“Music to My Ears”: A Conversation with Yes’ Alan White

Yes © Gottlieb Bros
Yes © Gottlieb Bros
Alan White is pretty sure the latest Yes record is worth your while, all things considered. He would know: He’s been drumming on them for half a century.
Stream: “The Ice Bridge” – Yes




I think progressive rock has always… looked for new channels to go down and adventure and follow to make new sounding music. And that’s what progressive brought alive, I believe.

I have a rudimentary triangular spectrum for classic progressive rock, one. It’s rudimentary because it only focuses on each band’s “best” work rather than their entire discography. So, as with all things in music, it’s a bit subjective, but it definitely works. At one end is English folk-inspired acts like Jethro Tull or Genesis. On another end there is the jazz and blues inspired acts like Traffic and Pink Floyd. Finally, on other is the more classically inspired Emerson, Lake and Palmer and King Crimson.

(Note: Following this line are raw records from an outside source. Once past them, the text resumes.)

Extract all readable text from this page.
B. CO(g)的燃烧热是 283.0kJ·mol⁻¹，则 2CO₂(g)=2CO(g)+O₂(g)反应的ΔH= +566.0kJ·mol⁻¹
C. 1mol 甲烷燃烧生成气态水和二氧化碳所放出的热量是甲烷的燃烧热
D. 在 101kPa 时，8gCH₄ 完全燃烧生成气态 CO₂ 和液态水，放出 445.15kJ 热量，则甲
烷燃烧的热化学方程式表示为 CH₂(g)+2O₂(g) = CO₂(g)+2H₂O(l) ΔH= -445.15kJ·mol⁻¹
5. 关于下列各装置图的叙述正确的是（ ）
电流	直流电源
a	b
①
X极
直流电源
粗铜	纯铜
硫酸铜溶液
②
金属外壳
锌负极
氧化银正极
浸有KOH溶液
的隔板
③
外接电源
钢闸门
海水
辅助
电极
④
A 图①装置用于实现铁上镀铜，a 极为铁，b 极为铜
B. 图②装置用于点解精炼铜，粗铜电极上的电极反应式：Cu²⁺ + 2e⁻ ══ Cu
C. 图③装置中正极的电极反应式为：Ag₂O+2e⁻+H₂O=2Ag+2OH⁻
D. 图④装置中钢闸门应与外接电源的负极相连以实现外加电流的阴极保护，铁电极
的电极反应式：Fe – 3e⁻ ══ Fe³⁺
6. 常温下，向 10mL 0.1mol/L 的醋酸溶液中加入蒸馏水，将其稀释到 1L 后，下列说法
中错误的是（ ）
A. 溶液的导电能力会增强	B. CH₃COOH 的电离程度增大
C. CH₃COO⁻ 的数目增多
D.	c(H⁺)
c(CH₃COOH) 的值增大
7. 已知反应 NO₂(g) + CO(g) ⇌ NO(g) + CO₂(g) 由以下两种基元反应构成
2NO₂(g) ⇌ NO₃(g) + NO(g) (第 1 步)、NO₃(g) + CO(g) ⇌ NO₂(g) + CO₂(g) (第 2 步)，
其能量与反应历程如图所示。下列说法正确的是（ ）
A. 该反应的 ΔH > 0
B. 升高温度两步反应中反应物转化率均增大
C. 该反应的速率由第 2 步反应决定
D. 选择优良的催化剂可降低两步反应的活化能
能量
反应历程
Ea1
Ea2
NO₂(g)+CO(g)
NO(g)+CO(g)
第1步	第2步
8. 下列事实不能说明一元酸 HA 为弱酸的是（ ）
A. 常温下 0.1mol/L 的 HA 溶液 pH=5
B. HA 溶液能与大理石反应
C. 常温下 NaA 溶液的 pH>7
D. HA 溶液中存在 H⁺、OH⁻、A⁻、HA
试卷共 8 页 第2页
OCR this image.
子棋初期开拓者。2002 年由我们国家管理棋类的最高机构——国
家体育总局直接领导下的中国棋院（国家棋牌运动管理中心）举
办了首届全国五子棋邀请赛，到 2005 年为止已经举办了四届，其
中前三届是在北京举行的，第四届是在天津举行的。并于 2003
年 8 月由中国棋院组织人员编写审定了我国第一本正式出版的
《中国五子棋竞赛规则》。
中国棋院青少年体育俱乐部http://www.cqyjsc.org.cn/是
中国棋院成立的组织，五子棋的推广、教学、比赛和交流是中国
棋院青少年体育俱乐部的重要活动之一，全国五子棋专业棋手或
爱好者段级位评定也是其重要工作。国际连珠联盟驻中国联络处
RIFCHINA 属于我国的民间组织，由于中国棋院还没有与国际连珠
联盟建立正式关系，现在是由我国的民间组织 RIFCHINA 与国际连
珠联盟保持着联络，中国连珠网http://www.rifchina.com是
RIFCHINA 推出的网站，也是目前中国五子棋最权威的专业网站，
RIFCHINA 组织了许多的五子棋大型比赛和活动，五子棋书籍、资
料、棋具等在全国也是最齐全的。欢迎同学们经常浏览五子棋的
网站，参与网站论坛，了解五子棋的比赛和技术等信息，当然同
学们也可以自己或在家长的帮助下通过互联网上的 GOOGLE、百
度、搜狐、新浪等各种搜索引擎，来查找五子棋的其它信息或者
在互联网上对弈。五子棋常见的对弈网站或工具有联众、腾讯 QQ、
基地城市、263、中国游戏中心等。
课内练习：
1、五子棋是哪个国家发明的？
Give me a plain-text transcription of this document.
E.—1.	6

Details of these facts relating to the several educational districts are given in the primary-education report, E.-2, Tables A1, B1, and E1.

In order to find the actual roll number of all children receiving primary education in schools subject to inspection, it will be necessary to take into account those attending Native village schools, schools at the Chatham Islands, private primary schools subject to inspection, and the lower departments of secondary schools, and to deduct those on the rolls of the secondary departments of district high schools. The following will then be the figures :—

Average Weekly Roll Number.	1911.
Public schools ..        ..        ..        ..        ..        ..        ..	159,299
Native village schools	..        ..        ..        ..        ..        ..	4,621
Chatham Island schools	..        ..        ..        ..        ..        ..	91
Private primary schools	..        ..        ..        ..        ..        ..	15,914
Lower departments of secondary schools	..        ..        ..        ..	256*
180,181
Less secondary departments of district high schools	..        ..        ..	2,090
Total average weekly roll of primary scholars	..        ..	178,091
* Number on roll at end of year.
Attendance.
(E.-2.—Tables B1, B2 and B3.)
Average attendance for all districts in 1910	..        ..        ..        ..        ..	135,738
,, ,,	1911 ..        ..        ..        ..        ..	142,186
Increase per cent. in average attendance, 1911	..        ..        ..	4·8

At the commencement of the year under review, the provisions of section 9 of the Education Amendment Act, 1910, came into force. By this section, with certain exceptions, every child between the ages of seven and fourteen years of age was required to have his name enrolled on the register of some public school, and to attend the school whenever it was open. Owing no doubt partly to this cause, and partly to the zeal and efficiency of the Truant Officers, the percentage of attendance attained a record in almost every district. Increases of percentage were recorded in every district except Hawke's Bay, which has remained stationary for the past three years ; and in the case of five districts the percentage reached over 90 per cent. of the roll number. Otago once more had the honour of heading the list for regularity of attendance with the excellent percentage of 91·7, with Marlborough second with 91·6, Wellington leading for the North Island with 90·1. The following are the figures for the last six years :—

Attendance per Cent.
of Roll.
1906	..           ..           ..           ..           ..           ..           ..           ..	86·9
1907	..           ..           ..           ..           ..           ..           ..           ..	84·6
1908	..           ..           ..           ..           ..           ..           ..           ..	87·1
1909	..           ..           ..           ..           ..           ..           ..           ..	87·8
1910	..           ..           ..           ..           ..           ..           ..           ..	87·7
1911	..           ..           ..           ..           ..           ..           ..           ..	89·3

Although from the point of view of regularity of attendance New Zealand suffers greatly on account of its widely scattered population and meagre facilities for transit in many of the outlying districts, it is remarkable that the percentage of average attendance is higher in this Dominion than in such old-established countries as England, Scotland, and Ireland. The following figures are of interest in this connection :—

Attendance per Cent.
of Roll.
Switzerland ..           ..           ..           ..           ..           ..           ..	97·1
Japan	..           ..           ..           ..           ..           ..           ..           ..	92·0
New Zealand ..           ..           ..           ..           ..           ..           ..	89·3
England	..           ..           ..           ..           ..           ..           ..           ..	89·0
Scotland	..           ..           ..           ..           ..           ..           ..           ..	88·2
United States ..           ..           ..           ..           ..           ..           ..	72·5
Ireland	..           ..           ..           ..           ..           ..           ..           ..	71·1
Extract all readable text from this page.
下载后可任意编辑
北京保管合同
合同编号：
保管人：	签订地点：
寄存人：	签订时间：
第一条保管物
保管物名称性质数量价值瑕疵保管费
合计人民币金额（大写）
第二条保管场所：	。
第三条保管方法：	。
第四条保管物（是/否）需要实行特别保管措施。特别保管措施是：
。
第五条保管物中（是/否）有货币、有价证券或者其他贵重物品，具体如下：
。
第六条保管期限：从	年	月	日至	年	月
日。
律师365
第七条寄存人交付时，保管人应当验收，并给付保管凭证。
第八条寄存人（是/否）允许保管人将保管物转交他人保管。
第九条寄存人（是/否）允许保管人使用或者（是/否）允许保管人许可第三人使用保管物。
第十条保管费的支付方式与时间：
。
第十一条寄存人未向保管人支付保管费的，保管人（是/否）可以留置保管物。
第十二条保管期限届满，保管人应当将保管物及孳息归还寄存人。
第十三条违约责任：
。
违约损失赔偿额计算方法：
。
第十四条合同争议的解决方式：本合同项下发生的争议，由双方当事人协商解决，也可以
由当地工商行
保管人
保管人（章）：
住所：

Yes falls into this third broad and pseudo useful category.

But I wager that no band better embodied the sonic scale of a progressive rock band, one that was to made to fill the stadium like twentieth century cathedral. An altar for a new age. By the early Seventies, they had their formulas: albums written like symphonies, songs written into suites, melodies morphed into movements. Listening to a Yes record was to be swallowed whole by the fattened calf that had become progressive rock. Dressing to the nines, tens and elevens, the band looked like they were ready to sermonize as much as they were to harmonize.

YES © Gottlieb Bros
Yes © Gottlieb Bros



There was no molecular scale here; no atom splitting minimalism or cool fusion blues as one would find in the jam bands of the day, no chainsaw riffs as one could hear in the proto-metal concerts warping the continent. Yes were first and foremost, astronomers. When you write in 22 minute, side-long compositions, how could one not be a stargazer?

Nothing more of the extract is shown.